Le « petit cercueil » de l’Amsab-ISH
Donald Weber
Amsab-ISH
La question de l’enterrement civil, sans passer par un prêtre, constitue un élément décisif de la création et de l’activité des associations qu’aujourd’hui nous appelons « laïques » ou, pour ne pas être anachroniques « de libre-pensée ». La première de ces associations, L’Affranchissement, est créée en 1854. Sa première tâche est de veiller aux funérailles civiles de ses membres, de leur épouse et de leurs enfants, contre une contribution mensuelle minime. Pour en savoir plus, nous renvoyons par exemple à Christoph De Spiegeleer, « La lutte autour du développement d’une culture funéraire laïque en Belgique au XIXᵉ siècle », in Patrice Dartevelle (dir.), Mourir sans Dieu, ABA Éditions, Études athées, n°8, 2021, pp 65-98, spécialement p. 76. (NdR).
Dans le dépôt de l’Amsab-Institut d’Histoire Sociale à Wondelgem, sur une étagère oubliée, repose un objet mystérieux et plutôt macabre : une structure en bois en forme de petit cercueil.
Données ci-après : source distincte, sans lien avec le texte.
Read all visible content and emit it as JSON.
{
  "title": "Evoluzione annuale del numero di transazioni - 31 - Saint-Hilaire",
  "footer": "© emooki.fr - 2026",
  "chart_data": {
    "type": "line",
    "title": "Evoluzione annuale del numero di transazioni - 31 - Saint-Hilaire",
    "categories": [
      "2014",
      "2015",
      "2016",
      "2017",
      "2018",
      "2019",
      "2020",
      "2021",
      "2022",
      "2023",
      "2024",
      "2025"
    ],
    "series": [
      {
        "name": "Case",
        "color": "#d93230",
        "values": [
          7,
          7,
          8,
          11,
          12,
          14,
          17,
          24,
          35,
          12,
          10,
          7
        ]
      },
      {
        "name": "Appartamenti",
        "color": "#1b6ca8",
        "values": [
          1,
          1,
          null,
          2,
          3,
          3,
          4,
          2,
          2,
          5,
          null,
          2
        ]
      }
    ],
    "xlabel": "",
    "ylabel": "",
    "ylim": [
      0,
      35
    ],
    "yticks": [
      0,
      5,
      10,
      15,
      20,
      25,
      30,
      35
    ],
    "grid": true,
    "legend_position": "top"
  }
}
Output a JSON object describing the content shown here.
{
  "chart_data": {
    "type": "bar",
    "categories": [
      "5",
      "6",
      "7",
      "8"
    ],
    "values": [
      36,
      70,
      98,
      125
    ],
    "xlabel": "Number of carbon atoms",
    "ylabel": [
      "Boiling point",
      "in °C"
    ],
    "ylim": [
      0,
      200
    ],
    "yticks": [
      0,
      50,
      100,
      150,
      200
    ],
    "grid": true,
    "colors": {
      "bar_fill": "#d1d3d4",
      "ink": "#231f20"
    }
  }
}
Un cercueil minuscule, à peine un demi-mètre de long. On peut le voir dans la collection du site web de l’institut.1 Difficile de le regarder sans avoir un frisson.
Mais le plus étrange reste à venir. Lorsqu’on ouvre le cercueil et qu’on regarde à l’intérieur, on découvre une surprise. Ce trésor ne contient pas de restes humains (heureusement), mais une pile de papiers pliés et légèrement jaunis.
Moi, Francis, ouvrier d’usine, né à Gand le 22 janvier 1846, exprime par la présente mon souhait d’être inhumé, sans cérémonie religieuse d’aucune sorte, au cimetière municipal situé à l’extérieur de l’ancienne porte de Bruges.
Ces lettres – des testaments, en réalité – témoignent d’un passé douloureux. Au XIXᵉ siècle, alors que la population commençait à se détourner de la pensée religieuse, la pression de l’Église, de la société, et même de la famille, pour imposer à des incroyants des funérailles religieuses, était immense. De son vivant, un libre-penseur pouvait encore défendre ses convictions, mais après sa mort, sa famille optait souvent pour des funérailles catholiques. Pour éviter cela, les libres-penseurs exprimaient leurs dernières volontés par écrit, et en déposaient une copie auprès de la Vrijdenkersbond (Ligue des libres-penseurs) socialiste de Gand.
C’est cette ligue qui fit fabriquer le coffret. Les testaments y étaient conservés. Lors de manifestations ou de cérémonies publiques, les membres portaient ce coffret, qui constituait ainsi une forme de publicité pour le moins macabre. L’Amsab-ISH conserve de nombreux autres témoignages d’un passé sombre, traces de la lutte parfois désespérée de gens ordinaires pour défendre leur identité et obtenir le respect de leurs convictions, comme les archives de la Ligue des libres-penseurs socialistes de Gand.2
1. « Sanctuaire contenant le testament de la Ligue des libres-penseurs socialistes de Gand, 1888-1904 », Amsab-Institut d’Histoire Sociale, consulté le 8 janvier 2026, https://hdl.handle.net/10796/b2e2676c-21c8-42cf-ae17-132215e1f91b.
2. Isabelle Crombé, Stortingslijst van het archief van de Socialistische Vrijdenkersbond Gent (1880-1934, 1945, 1959-1960, 1978)(Amsab-Institut d’Histoire Sociale, 1990), https://hdl.handle.net/10796/132C9B15-9817-4672-A130-1CFAA0600482. Voir aussi Paule Verbruggen, « Deelalternatieven voor de traditionele godsdienstbeleving in het Gentse socialisme (1870-1914) » (mémoire de master en histoire, Université de Gand, 1982).